The RON 95 gasoline retail price was raised by Dong 1,111/liter to Dong 23,867/liter and the E5 RON 92 gasoline price by Dong 838/liter to Dong 22,777/liter on Nov. 11, but both remain far lower than on June 21, when they were Dong 32,870/liter and Dong 31,300/liter, respectively, Ministry of Industry and Trade data showed.
The Nov. 11 retail price hike came the same day as the Ministry of Finance raised the import cost of RON 965 gasoline by Dong 560/liter to Dong 1,280/liter and E5 RON 92 gasoline by Dong 290/liter to Dong 640/liter.
The import cost is one factor used in a formula to calculate retail prices, which are adjusted by the two ministries every 10 days. The finance ministry made a prior adjustment Oct. 7 and aims to make the next one on Jan. 10, the government said in a statement Nov. 11.
The Platts FOB Singapore 92 RON gasoline cargo price hit a record high $155.72/b June 10 and was assessed at $93.76/b Nov. 15. The price has averaged $114.56/b in 2022 to date to Nov. 14, $77.27/b higher than over the same period of 2021, S&P Global Commodity Insights data showed.
"I believe the high market price of gasoline makes it unattractive for Vietnamese importers to import gasoline now, only to sell at unattractive retail prices," one trader said.
However, other traders said Vietnamese importers would have no choice but to import gasoline to meet local demand despite high prices.
"The government orders companies to import at all costs because stations are running dry and people are queueing 30-60 minutes," a source closely following the matter said. "There is no choice; if they don't increase the price there is no profit to sell at stations, but price control is also important, if not people cannot pay."
Vandana Hari, founder of Vanda Insights, a provider of oil market macro analysis, said consuming countries either need a fully regulated market or a fully deregulated one.
"A hybrid model, especially one in which the supply, transportation and retailing of fuels are not in a vertically integrated system, is doomed to fail in times of market stress caused by volatility and high prices," she said.

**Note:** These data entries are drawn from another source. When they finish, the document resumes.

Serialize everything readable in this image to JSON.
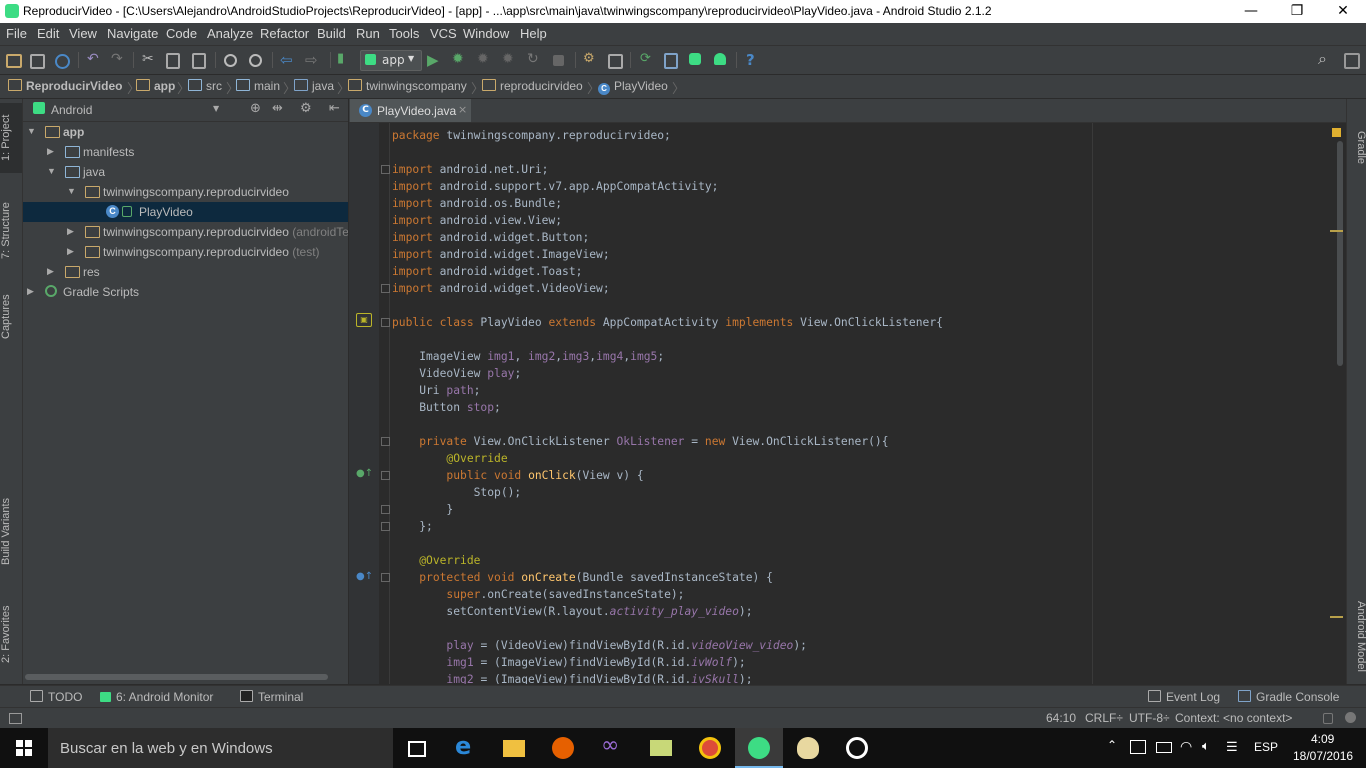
{
  "window": {
    "title": "ReproducirVideo - [C:\\Users\\Alejandro\\AndroidStudioProjects\\ReproducirVideo] - [app] - ...\\app\\src\\main\\java\\twinwingscompany\\reproducirvideo\\PlayVideo.java - Android Studio 2.1.2",
    "minimize": "—",
    "restore": "❐",
    "close": "✕"
  },
  "menu": [
    "File",
    "Edit",
    "View",
    "Navigate",
    "Code",
    "Analyze",
    "Refactor",
    "Build",
    "Run",
    "Tools",
    "VCS",
    "Window",
    "Help"
  ],
  "toolbar": {
    "run_config": "app",
    "help_glyph": "?",
    "search_glyph": "⌕"
  },
  "breadcrumb": [
    "ReproducirVideo",
    "app",
    "src",
    "main",
    "java",
    "twinwingscompany",
    "reproducirvideo",
    "PlayVideo"
  ],
  "left_stripe": [
    "1: Project",
    "7: Structure",
    "Captures",
    "Build Variants",
    "2: Favorites"
  ],
  "right_stripe": [
    "Gradle",
    "Android Model"
  ],
  "project_panel": {
    "view_mode": "Android",
    "tree": [
      {
        "label": "app",
        "suffix": ""
      },
      {
        "label": "manifests",
        "suffix": ""
      },
      {
        "label": "java",
        "suffix": ""
      },
      {
        "label": "twinwingscompany.reproducirvideo",
        "suffix": ""
      },
      {
        "label": "PlayVideo",
        "suffix": ""
      },
      {
        "label": "twinwingscompany.reproducirvideo",
        "suffix": "(androidTest)"
      },
      {
        "label": "twinwingscompany.reproducirvideo",
        "suffix": "(test)"
      },
      {
        "label": "res",
        "suffix": ""
      },
      {
        "label": "Gradle Scripts",
        "suffix": ""
      }
    ]
  },
  "editor": {
    "tab_label": "PlayVideo.java",
    "tab_close": "×"
  },
  "bottom_tabs": {
    "todo": "TODO",
    "android_monitor": "6: Android Monitor",
    "terminal": "Terminal",
    "event_log": "Event Log",
    "gradle_console": "Gradle Console"
  },
  "status": {
    "position": "64:10",
    "line_sep": "CRLF÷",
    "encoding": "UTF-8÷",
    "context": "Context: <no context>"
  },
  "taskbar": {
    "search_placeholder": "Buscar en la web y en Windows",
    "language": "ESP",
    "time": "4:09",
    "date": "18/07/2016"
  },
  "colors": {
    "keyword": "#cc7832",
    "annotation": "#bbb529",
    "field": "#9876aa",
    "method": "#ffc66d",
    "text": "#a9b7c6",
    "selection": "#0d293e"
  }
}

"Government-regulated prices work if the state is willing to subsidize fuel retailers if they are forced to sell below cost. In some countries, those costs are borne by the national or state-owned oil companies, but this system is not really sustainable. It blows a hole in the government or the national oil companies' budget, and fuel subsidies prevent price signals from passing through to the consumer, which makes the supply-demand balancing difficult."
The International Energy Agency said fossil fuel prices and energy consumption fell in 2020, slashing the value of global fossil fuel consumption subsidies to record lows around $80 billion, down 40% on the year. But subsidies resurged in 2021 to $440 billion, almost back to 2018 levels, as energy prices and usage rebounded, while policy makers were hesitant to continue reforming subsidy schemes during a tentative economic recovery, the agency said in its World Energy Outlook.
The IEA has long advocated removing, or at least reducing fossil fuel subsidies, which it says distort markets, send wrong price signals to consumers, widen fiscal deficits in developing economies and reduce governments' capacity to promote clean energy policies.
Pricing reform is politically difficult but economically and environmentally necessary, though without major reforms, subsidies are set to rise as oil prices escalate, the agency said.
However, oil market sources said that with Vietnam's inflation rising to 4.3% in October from 3.94% in September, the highest since March 2020, it would be difficult for the government to consider fuel pricing reform in the near term.